Name	Value	Description
NftChain.FirstPriority	-2147483648	Highest priority to process the chain before all other chains with lower priorities.
NftChain.ConnTrackDefragPriority	-400	Priority of defragmentation.
NftChain.RawPriority	-300	Traditional priority of the raw table placed before connection tracking operation.
NftChain.SeLinuxFirstPriority	-225	Priority for SELinux operations.
NftChain.ConnTrackPriority	-200	Priority for connection tracking operations.
NftChain.ManglePriority	-150	Priority for mangle operations.
NftChain.DestinationNatPriority	-100	Priority for chains implementing destination NAT.
NftChain.FilterPriority	0	Priority for chains implementing packet filtering operations.
NftChain.SecurityPriority	50	Priority for chains implementing source NAT.
NftChain.SourceNatPriority	100	Place of security table where secmark can be set for example.
NftChain.SeLinuxLastPriority	225	Priority for SELinux at packet exit.
NftChain.ConnTrackHelperPriority	300	Priority for connection tracking at exit.
NftChain.ConnTrackConfirmPriority	2147483646	Priority for connection tracking confirmation operations.
NftChain.LastPriority	2147483647	Lowest priority to process the chain after all other chains with higher priorities.

Type

This enumeration describes supported chain types to implement different kinds of operations.

Name	Value	Description
NftChain.Filter	0	Implement a packet filter chain.

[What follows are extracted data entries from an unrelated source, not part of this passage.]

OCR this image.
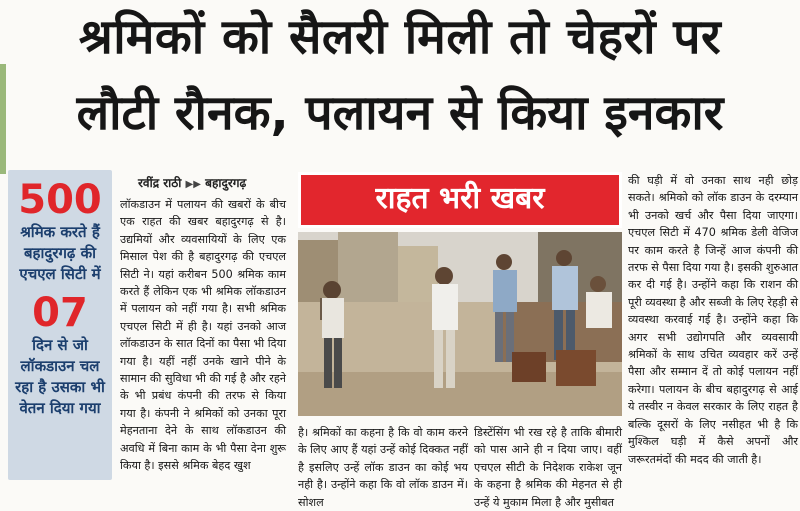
श्रमिकों को सैलरी मिली तो चेहरों पर
लौटी रौनक, पलायन से किया इनकार
500
श्रमिक करते हैं बहादुरगढ़ की एचएल सिटी में
07
दिन से जो लॉकडाउन चल रहा है उसका भी वेतन दिया गया
रवींद्र राठी ▶▶ बहादुरगढ़
लॉकडाउन में पलायन की खबरों के बीच एक राहत की खबर बहादुरगढ़ से है। उद्यमियों और व्यवसायियों के लिए एक मिसाल पेश की है बहादुरगढ़ की एचएल सिटी ने। यहां करीबन 500 श्रमिक काम करते हैं लेकिन एक भी श्रमिक लॉकडाउन में पलायन को नहीं गया है। सभी श्रमिक एचएल सिटी में ही है। यहां उनको आज लॉकडाउन के सात दिनों का पैसा भी दिया गया है। यहीं नहीं उनके खाने पीने के सामान की सुविधा भी की गई है और रहने के भी प्रबंध कंपनी की तरफ से किया गया है। कंपनी ने श्रमिकों को उनका पूरा मेहनताना देने के साथ लॉकडाउन की अवधि में बिना काम के भी पैसा देना शुरू किया है। इससे श्रमिक बेहद खुश
राहत भरी खबर
है। श्रमिकों का कहना है कि वो काम करने के लिए आए हैं यहां उन्हें कोई दिक्कत नहीं है इसलिए उन्हें लॉक डाउन का कोई भय नही है। उन्होंने कहा कि वो लॉक डाउन में। सोशल
डिस्टेंसिंग भी रख रहे है ताकि बीमारी को पास आने ही न दिया जाए। वहीं एचएल सीटी के निदेशक राकेश जून के कहना है श्रमिक की मेहनत से ही उन्हें ये मुकाम मिला है और मुसीबत
की घड़ी में वो उनका साथ नही छोड़ सकते। श्रमिको को लॉक डाउन के दरम्यान भी उनको खर्च और पैसा दिया जाएगा। एचएल सिटी में 470 श्रमिक डेली वेजिज पर काम करते है जिन्हें आज कंपनी की तरफ से पैसा दिया गया है। इसकी शुरुआत कर दी गई है। उन्होंने कहा कि राशन की पूरी व्यवस्था है और सब्जी के लिए रेहड़ी से व्यवस्था करवाई गई है। उन्होंने कहा कि अगर सभी उद्योगपति और व्यवसायी श्रमिकों के साथ उचित व्यवहार करें उन्हें पैसा और सम्मान दें तो कोई पलायन नहीं करेगा। पलायन के बीच बहादुरगढ़ से आई ये तस्वीर न केवल सरकार के लिए राहत है बल्कि दूसरों के लिए नसीहत भी है कि मुश्किल घड़ी में कैसे अपनों और जरूरतमंदों की मदद की जाती है।
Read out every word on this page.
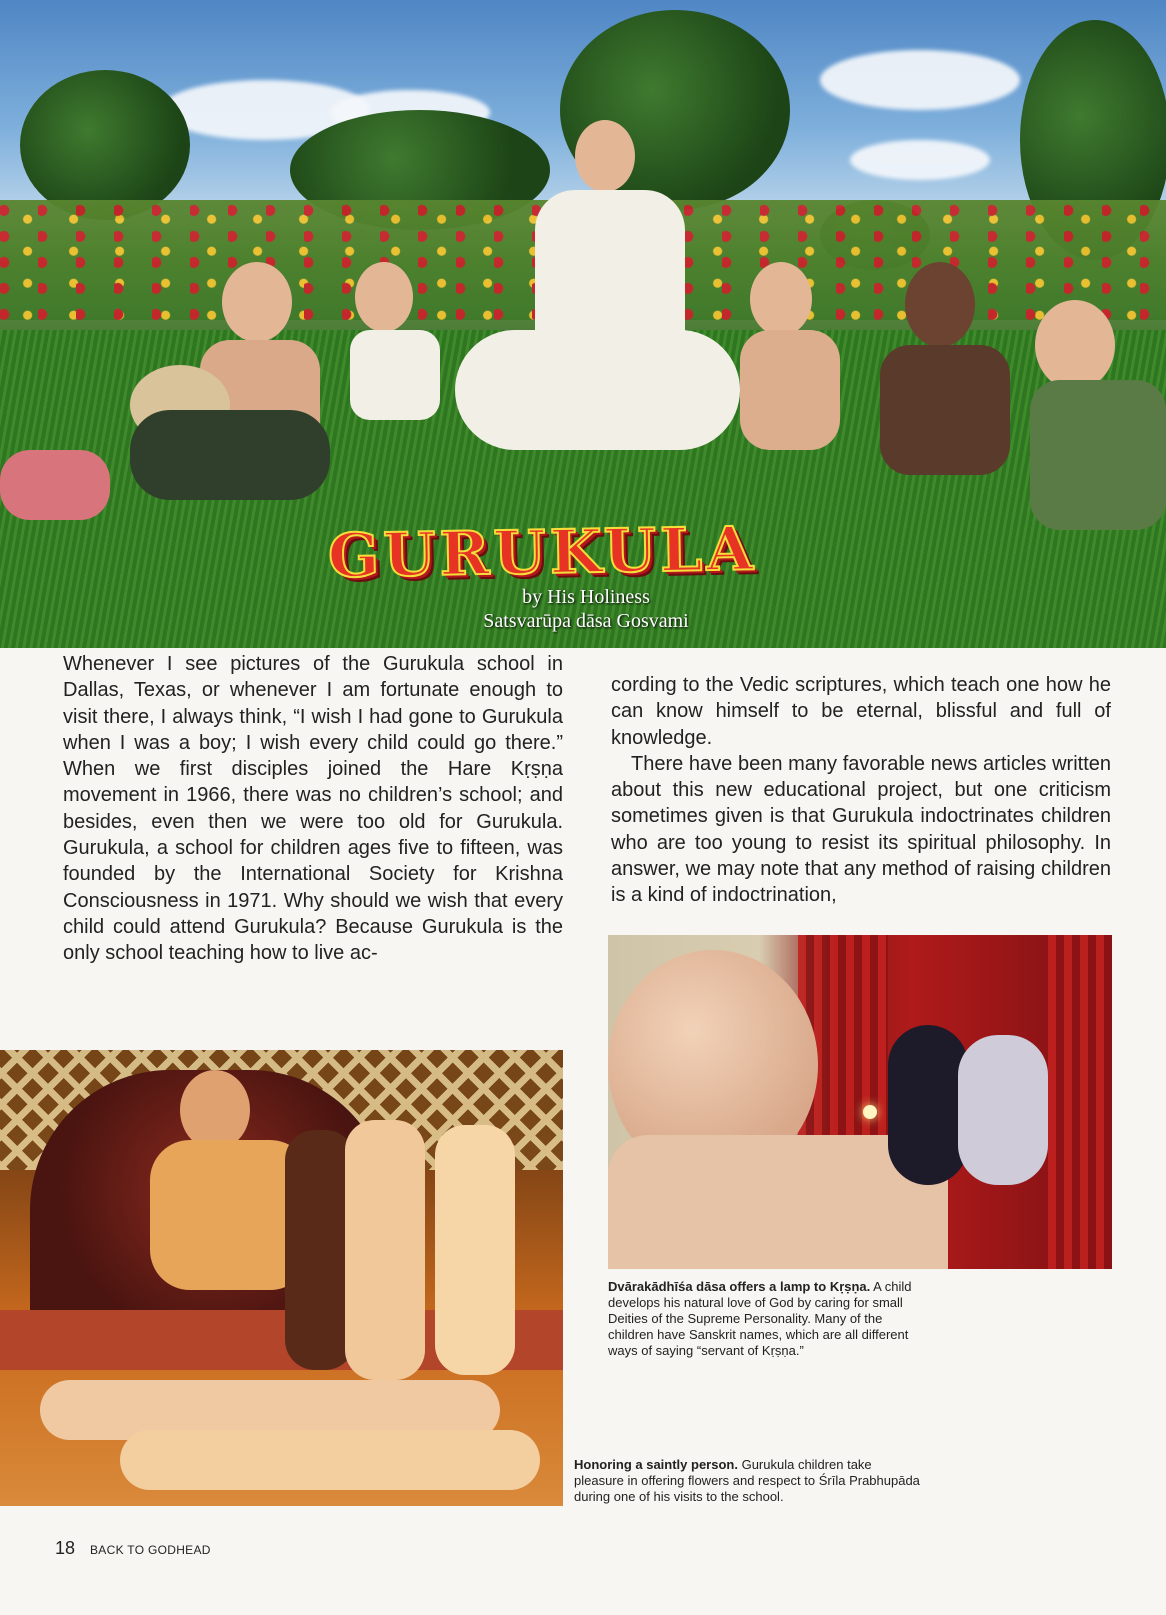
GURUKULA

by His Holiness
Satsvarūpa dāsa Gosvami

Whenever I see pictures of the Gurukula school in Dallas, Texas, or whenever I am fortunate enough to visit there, I always think, “I wish I had gone to Gurukula when I was a boy; I wish every child could go there.” When we first disciples joined the Hare Kṛṣṇa movement in 1966, there was no children’s school; and besides, even then we were too old for Gurukula. Gurukula, a school for children ages five to fifteen, was founded by the International Society for Krishna Consciousness in 1971. Why should we wish that every child could attend Gurukula? Because Gurukula is the only school teaching how to live ac-

cording to the Vedic scriptures, which teach one how he can know himself to be eternal, blissful and full of knowledge.

There have been many favorable news articles written about this new educational project, but one criticism sometimes given is that Gurukula indoctrinates children who are too young to resist its spiritual philosophy. In answer, we may note that any method of raising children is a kind of indoctrination,

Dvārakādhīśa dāsa offers a lamp to Kṛṣṇa. A child develops his natural love of God by caring for small Deities of the Supreme Personality. Many of the children have Sanskrit names, which are all different ways of saying “servant of Kṛṣṇa.”

Honoring a saintly person. Gurukula children take pleasure in offering flowers and respect to Śrīla Prabhupāda during one of his visits to the school.

18 BACK TO GODHEAD
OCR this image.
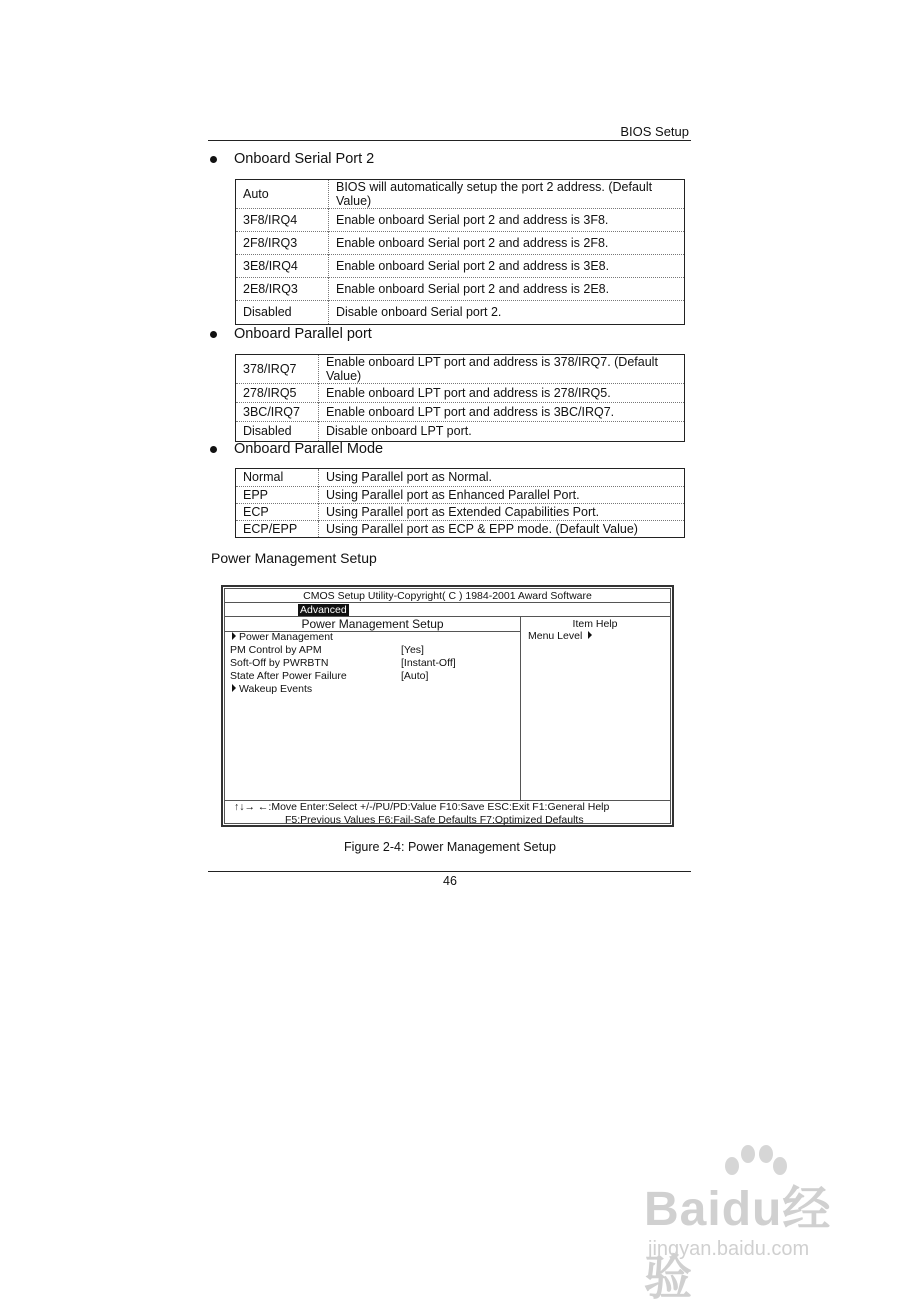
BIOS Setup
Onboard Serial Port 2
Auto	BIOS will automatically setup the port 2 address. (Default Value)
3F8/IRQ4	Enable onboard Serial port 2 and address is 3F8.
2F8/IRQ3	Enable onboard Serial port 2 and address is 2F8.
3E8/IRQ4	Enable onboard Serial port 2 and address is 3E8.
2E8/IRQ3	Enable onboard Serial port 2 and address is 2E8.
Disabled	Disable onboard Serial port 2.
Onboard Parallel port
378/IRQ7	Enable onboard LPT port and address is 378/IRQ7. (Default Value)
278/IRQ5	Enable onboard LPT port and address is 278/IRQ5.
3BC/IRQ7	Enable onboard LPT port and address is 3BC/IRQ7.
Disabled	Disable onboard LPT port.
Onboard Parallel Mode
Normal	Using Parallel port as Normal.
EPP	Using Parallel port as Enhanced Parallel Port.
ECP	Using Parallel port as Extended Capabilities Port.
ECP/EPP	Using Parallel port as ECP & EPP mode. (Default Value)
Power Management Setup
CMOS Setup Utility-Copyright( C ) 1984-2001 Award Software
Advanced
Power Management Setup	Item Help
Power Management
PM Control by APM	[Yes]
Soft-Off by PWRBTN	[Instant-Off]
State After Power Failure	[Auto]
Wakeup Events
Menu Level
↑↓→ ←:Move Enter:Select +/-/PU/PD:Value F10:Save ESC:Exit F1:General Help
F5:Previous Values F6:Fail-Safe Defaults F7:Optimized Defaults
Figure 2-4: Power Management Setup
46
Baidu经验
jingyan.baidu.com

This is supported by the NftTable.ARP, NftTable.Bridge, NftTable.IP, NftTable.IP6 and NftTable.INet table families.
NftChain.Rule	1
NftChain.Nat	2	Perform Networking Address Translation (NAT). The first packet that belongs to a flow always hits this chain, follow up packets not. Therefore, never use this chain for filtering. This is supported by the NftTable.IP and NftTable.IP6 table families.

Example

See NftFirewall example on how to use NftChain.